– How and when did you become interested in photography?
My father allowed me to use one of his cameras when I was three years old. By the time I was six I was helping him develop film and print photographs in his improvised lab in one of our bathrooms in Bucharest. He took pictures of our family first, but he was also sometimes paid for commissioned work. I spent so many hours with him, often listening to a short wave radio broadcasting banned music and political commentaries on Radio Free Europe or The Voice of America. At that early age I became fascinated by the magic of photography. I developed a very cinematic imagination, often experimenting with toy soldiers and Matchbox toy cars, building mini sets, then much to my parents’ distress, setting them on fire in the middle of my bedroom. Those were my earliest attempts at creating conceptual scenarios. When I was thirteen, my father gave me his Rolleiflex. I also started keeping a journal in which I often wrote ideas. Even today, my Moleskine notebooks are the kitchen for my projects. I have thousands of pages of notes. My friends tell me that my writing is very visual. I didn’t know it at the time, but writing, painting, and photography kept me alive in that suffocating country.

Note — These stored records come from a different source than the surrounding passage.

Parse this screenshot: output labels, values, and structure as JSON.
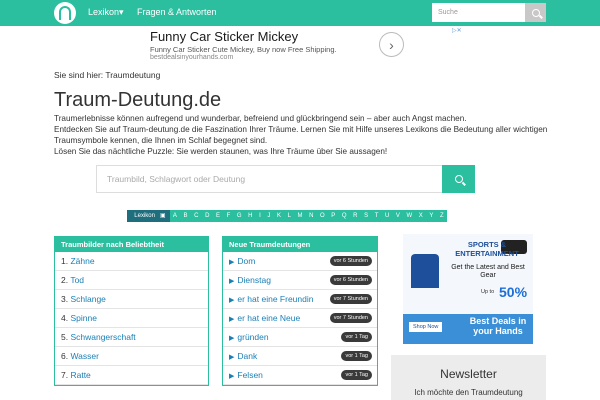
{
  "nav": {
    "items": [
      "Lexikon",
      "Fragen & Antworten"
    ],
    "search_placeholder": "Suche"
  },
  "ad": {
    "title": "Funny Car Sticker Mickey",
    "desc": "Funny Car Sticker Cute Mickey, Buy now Free Shipping.",
    "url": "bestdealsinyourhands.com"
  },
  "breadcrumb": "Sie sind hier: Traumdeutung",
  "page_title": "Traum-Deutung.de",
  "intro": [
    "Traumerlebnisse können aufregend und wunderbar, befreiend und glückbringend sein – aber auch Angst machen.",
    "Entdecken Sie auf Traum-deutung.de die Faszination Ihrer Träume. Lernen Sie mit Hilfe unseres Lexikons die Bedeutung aller wichtigen Traumsymbole kennen, die Ihnen im Schlaf begegnet sind.",
    "Lösen Sie das nächtliche Puzzle: Sie werden staunen, was Ihre Träume über Sie aussagen!"
  ],
  "main_search_placeholder": "Traumbild, Schlagwort oder Deutung",
  "alphabet": {
    "lexikon_label": "Lexikon",
    "letters": [
      "A",
      "B",
      "C",
      "D",
      "E",
      "F",
      "G",
      "H",
      "I",
      "J",
      "K",
      "L",
      "M",
      "N",
      "O",
      "P",
      "Q",
      "R",
      "S",
      "T",
      "U",
      "V",
      "W",
      "X",
      "Y",
      "Z"
    ]
  },
  "popular": {
    "title": "Traumbilder nach Beliebtheit",
    "items": [
      {
        "num": "1.",
        "label": "Zähne"
      },
      {
        "num": "2.",
        "label": "Tod"
      },
      {
        "num": "3.",
        "label": "Schlange"
      },
      {
        "num": "4.",
        "label": "Spinne"
      },
      {
        "num": "5.",
        "label": "Schwangerschaft"
      },
      {
        "num": "6.",
        "label": "Wasser"
      },
      {
        "num": "7.",
        "label": "Ratte"
      }
    ]
  },
  "recent": {
    "title": "Neue Traumdeutungen",
    "items": [
      {
        "label": "Dom",
        "time": "vor 6 Stunden"
      },
      {
        "label": "Dienstag",
        "time": "vor 6 Stunden"
      },
      {
        "label": "er hat eine Freundin",
        "time": "vor 7 Stunden"
      },
      {
        "label": "er hat eine Neue",
        "time": "vor 7 Stunden"
      },
      {
        "label": "gründen",
        "time": "vor 1 Tag"
      },
      {
        "label": "Dank",
        "time": "vor 1 Tag"
      },
      {
        "label": "Felsen",
        "time": "vor 1 Tag"
      }
    ]
  },
  "sidead": {
    "top": "SPORTS & ENTERTAINMENT",
    "sub": "Get the Latest and Best Gear",
    "upto": "Up to",
    "pct": "50%",
    "shop": "Shop Now",
    "best": "Best Deals in your Hands"
  },
  "newsletter": {
    "title": "Newsletter",
    "text": "Ich möchte den Traumdeutung"
  }
}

– Is there any artist/photographer who inspired your art?
I am a classical easel painter by training, so initially, my sources came out of looking at Western European art. On the other hand, because of the ongoing censorship, I was totally unaware of any visual artists or art movements that came after Pablo Picasso. I had to leave Romania in order to become aware of all the great art out there. I didn’t know who Cartier-Bresson, Helmuth Newton, and Sally Mann were until I was thirty. After moving to the U.S., I became aware of a particular group of artists with whom I had an affinity, particularly the Belgian painter Paul Delvaux, and Storm Thorgerson, the British graphic designer who designed iconic album sleeves for Led Zeppelin and Peter Gabriel. Today, I find inspiration in surrealist and Renaissance painters, in Man Ray, Francesca Woodman, and pretty much anything that creates the potential for mystery and for dialogue between the viewer and the artist. I like photographers who “find” reality (Cartier-Bresson), but I also like photographers who construct reality (Jerry Uelsmann). I would be ecstatic if I could take a single photograph like Marc Lagrange, especially those in his Pietrasanta Portfolio. I love the way he managed to place his nudes in slightly surrealist settings and create a wonderful sense of mystery.

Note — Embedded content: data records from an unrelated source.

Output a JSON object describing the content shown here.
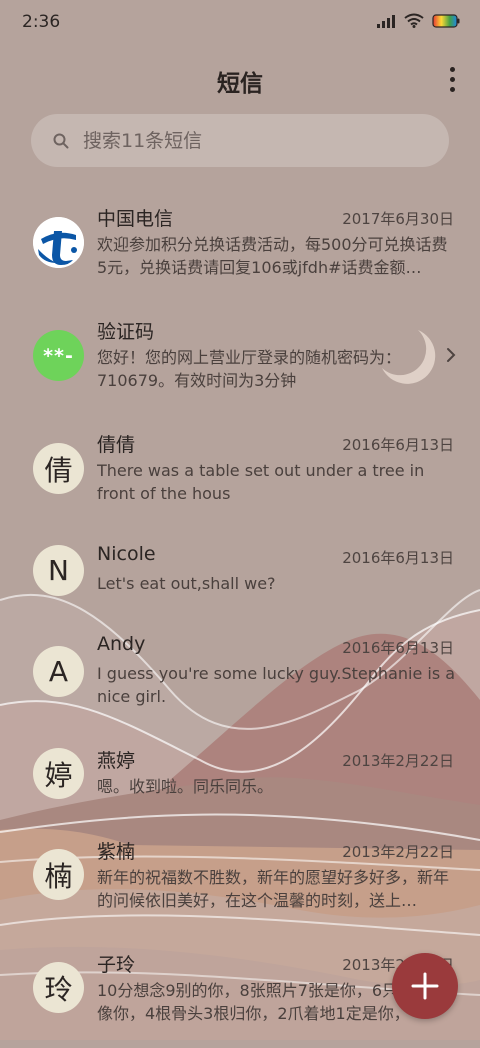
{
  "status_bar": {
    "time": "2:36"
  },
  "header": {
    "title": "短信"
  },
  "search": {
    "placeholder": "搜索11条短信"
  },
  "conversations": [
    {
      "name": "中国电信",
      "date": "2017年6月30日",
      "preview": "欢迎参加积分兑换话费活动，每500分可兑换话费5元，兑换话费请回复106或jfdh#话费金额…",
      "avatar": "telecom-logo"
    },
    {
      "name": "验证码",
      "date": "",
      "preview": "您好！您的网上营业厅登录的随机密码为：710679。有效时间为3分钟",
      "avatar_text": "**-"
    },
    {
      "name": "倩倩",
      "date": "2016年6月13日",
      "preview": "There was a table set out under a tree in front of the hous",
      "avatar_text": "倩"
    },
    {
      "name": "Nicole",
      "date": "2016年6月13日",
      "preview": "Let's eat out,shall we?",
      "avatar_text": "N"
    },
    {
      "name": "Andy",
      "date": "2016年6月13日",
      "preview": "I guess you're some lucky guy.Stephanie is a nice girl.",
      "avatar_text": "A"
    },
    {
      "name": "燕婷",
      "date": "2013年2月22日",
      "preview": "嗯。收到啦。同乐同乐。",
      "avatar_text": "婷"
    },
    {
      "name": "紫楠",
      "date": "2013年2月22日",
      "preview": "新年的祝福数不胜数，新年的愿望好多好多，新年的问候依旧美好，在这个温馨的时刻，送上…",
      "avatar_text": "楠"
    },
    {
      "name": "子玲",
      "date": "2013年2月22日",
      "preview": "10分想念9别的你，8张照片7张是你，6只兔子只像你，4根骨头3根归你，2爪着地1定是你，",
      "avatar_text": "玲"
    }
  ],
  "fab": {
    "icon": "plus-icon"
  },
  "colors": {
    "background": "#b5a39c",
    "fab": "#9a3a3c",
    "code_avatar": "#6ed35a",
    "telecom_blue": "#0b56a6"
  }
}
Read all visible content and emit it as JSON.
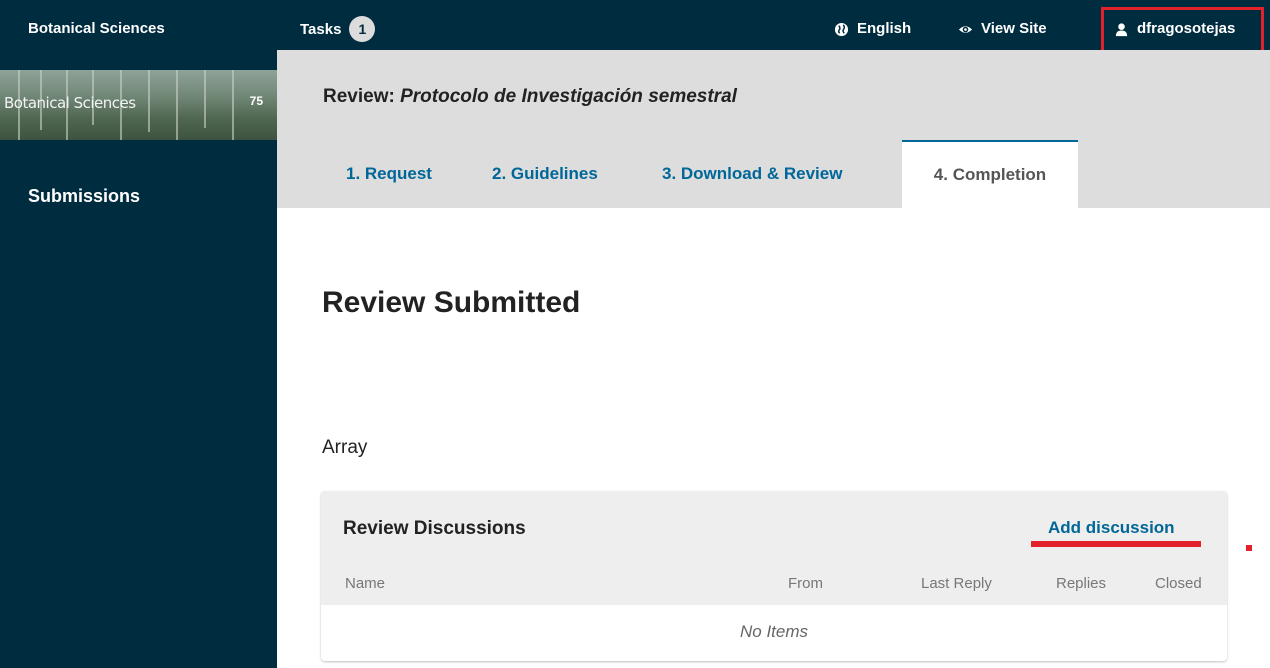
{
  "topbar": {
    "brand": "Botanical Sciences",
    "tasks_label": "Tasks",
    "tasks_count": "1",
    "language": "English",
    "view_site": "View Site",
    "username": "dfragosotejas"
  },
  "sidebar": {
    "logo_text": "Botanical Sciences",
    "items": [
      {
        "label": "Submissions"
      }
    ]
  },
  "review": {
    "title_prefix": "Review:",
    "title_name": "Protocolo de Investigación semestral"
  },
  "tabs": [
    {
      "label": "1. Request"
    },
    {
      "label": "2. Guidelines"
    },
    {
      "label": "3. Download & Review"
    },
    {
      "label": "4. Completion",
      "active": true
    }
  ],
  "main": {
    "heading": "Review Submitted",
    "array_text": "Array"
  },
  "discussions": {
    "title": "Review Discussions",
    "add_label": "Add discussion",
    "columns": [
      "Name",
      "From",
      "Last Reply",
      "Replies",
      "Closed"
    ],
    "empty_text": "No Items"
  },
  "colors": {
    "nav_bg": "#002c40",
    "link": "#006798",
    "highlight": "#e3212b",
    "header_band": "#dddddd"
  },
  "icons": {
    "language": "globe-icon",
    "view_site": "eye-icon",
    "user": "user-icon"
  }
}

– Why do you work in black and white rather than colour?
Black and white doesn’t exist in nature. It is man-made compromise, a type of putting order into chaos, the way geometric shapes and forms are created while organic ones have been there all along. I know a famed chef in Southern France; I would watch him pour liquid nitrogen over sophisticated, pricey meals, turning their initial, common components into something new. He would translate colors, textures, scents into a brand new language. Every black and white photograph is a translation of sorts. Color is always sensual; black and white is pensive. I like working this way because it feels more intimate. I have nothing against color, but sometimes color could be loud, distractive, intrusive – a pollutant. Yes, we are born in color, but who says we have to live forever in the country of our birth? I chose to become a permanent resident of black and white. Besides being an act of stripping reality of its colors, an act of embalming if you’d like, seeing the world that way is like learning a new language.
– How much preparation do you put into taking a photograph/series of photographs?

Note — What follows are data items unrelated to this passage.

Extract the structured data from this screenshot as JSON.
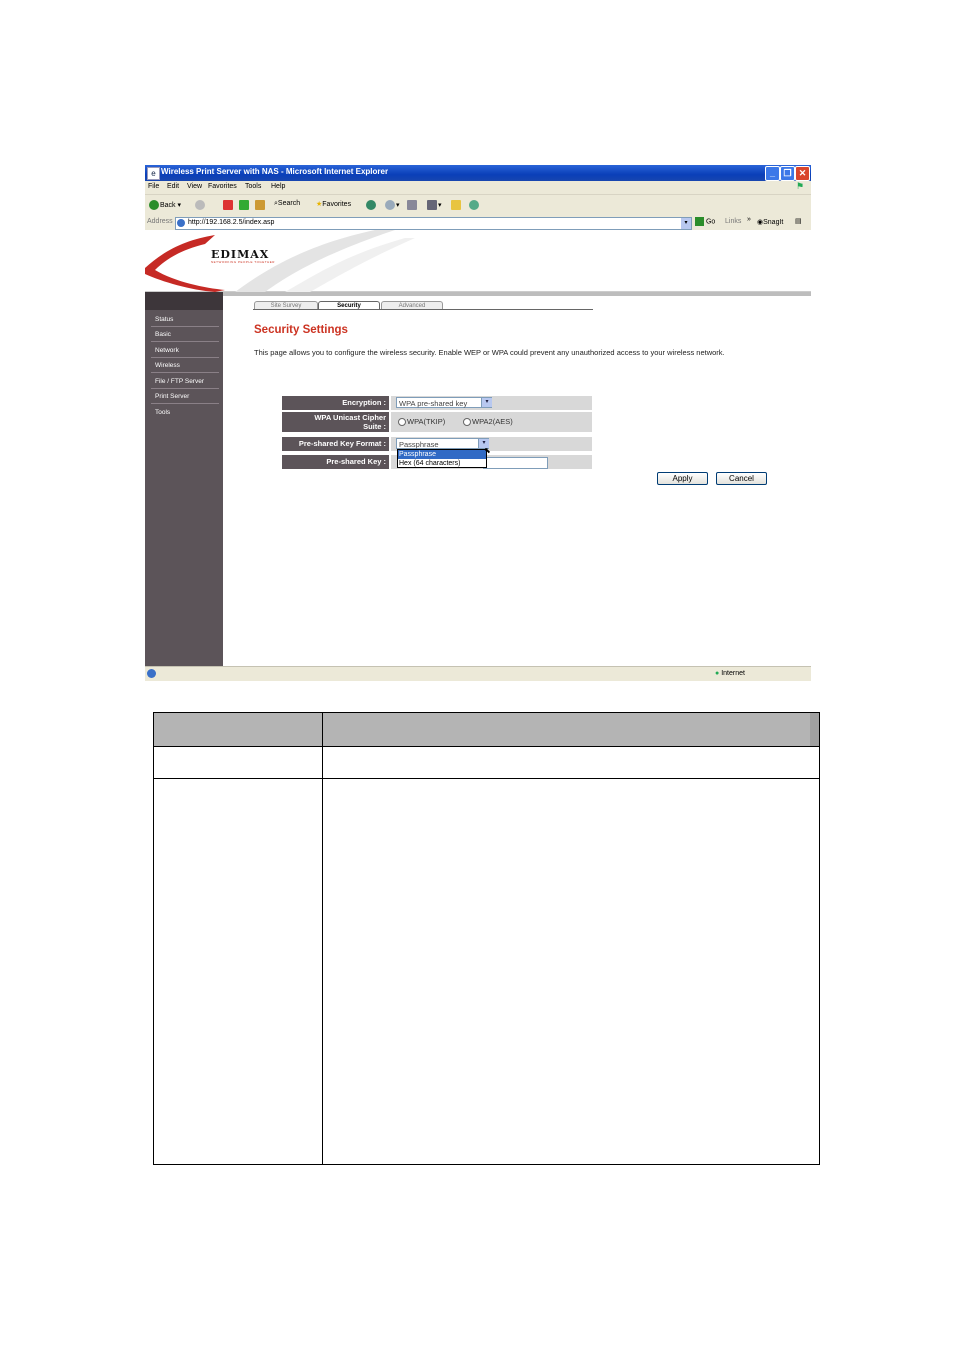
{
  "window": {
    "title": "Wireless Print Server with NAS - Microsoft Internet Explorer",
    "min_glyph": "_",
    "max_glyph": "❐",
    "close_glyph": "✕",
    "colors": {
      "titlebar": "#0a3fb8",
      "close": "#d9452c"
    }
  },
  "menu": [
    "File",
    "Edit",
    "View",
    "Favorites",
    "Tools",
    "Help"
  ],
  "toolbar": {
    "back": "Back",
    "search": "Search",
    "favorites": "Favorites"
  },
  "address": {
    "label": "Address",
    "url": "http://192.168.2.5/index.asp",
    "go": "Go",
    "links": "Links",
    "snagit": "SnagIt"
  },
  "brand": {
    "logo": "EDIMAX",
    "tagline": "NETWORKING PEOPLE TOGETHER",
    "color": "#c32"
  },
  "sidebar": {
    "items": [
      "Status",
      "Basic",
      "Network",
      "Wireless",
      "File / FTP Server",
      "Print Server",
      "Tools"
    ]
  },
  "tabs": [
    "Site Survey",
    "Security",
    "Advanced"
  ],
  "section": {
    "title": "Security Settings",
    "description": "This page allows you to configure the wireless security. Enable WEP or WPA could prevent any unauthorized access to your wireless network."
  },
  "form": {
    "encryption_label": "Encryption :",
    "encryption_value": "WPA pre-shared key",
    "cipher_label_1": "WPA Unicast Cipher",
    "cipher_label_2": "Suite :",
    "cipher_option_1": "WPA(TKIP)",
    "cipher_option_2": "WPA2(AES)",
    "key_format_label": "Pre-shared Key Format :",
    "key_format_value": "Passphrase",
    "key_format_options": [
      "Passphrase",
      "Hex (64 characters)"
    ],
    "key_label": "Pre-shared Key :",
    "apply": "Apply",
    "cancel": "Cancel"
  },
  "status": {
    "zone": "Internet"
  }
}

I hate studio shoots; they are boring. Instead, I prefer to experiment, to create environments, to travel, to connect with people and places by moving away from my comfort zone. I seek advice from my collaborators. I am open to change. Sometimes, a series starts as an obsession; other times it comes to me from experimentation. I am like a jazz musician. I take notes first, then change them, connect them. I never leave home without my journal/ sketchbook. Inspiration comes from unusual places. I study other artists who I think have similar sensibilities. I listen to my surroundings. I try to pay attention.
– Where is your photography going? What projects would you like to accomplish?
I am not sure where my photography is going, but I will allow my inner and outer voices to guide me. That’s one of the advantages of being creative: there is always movement, always hope.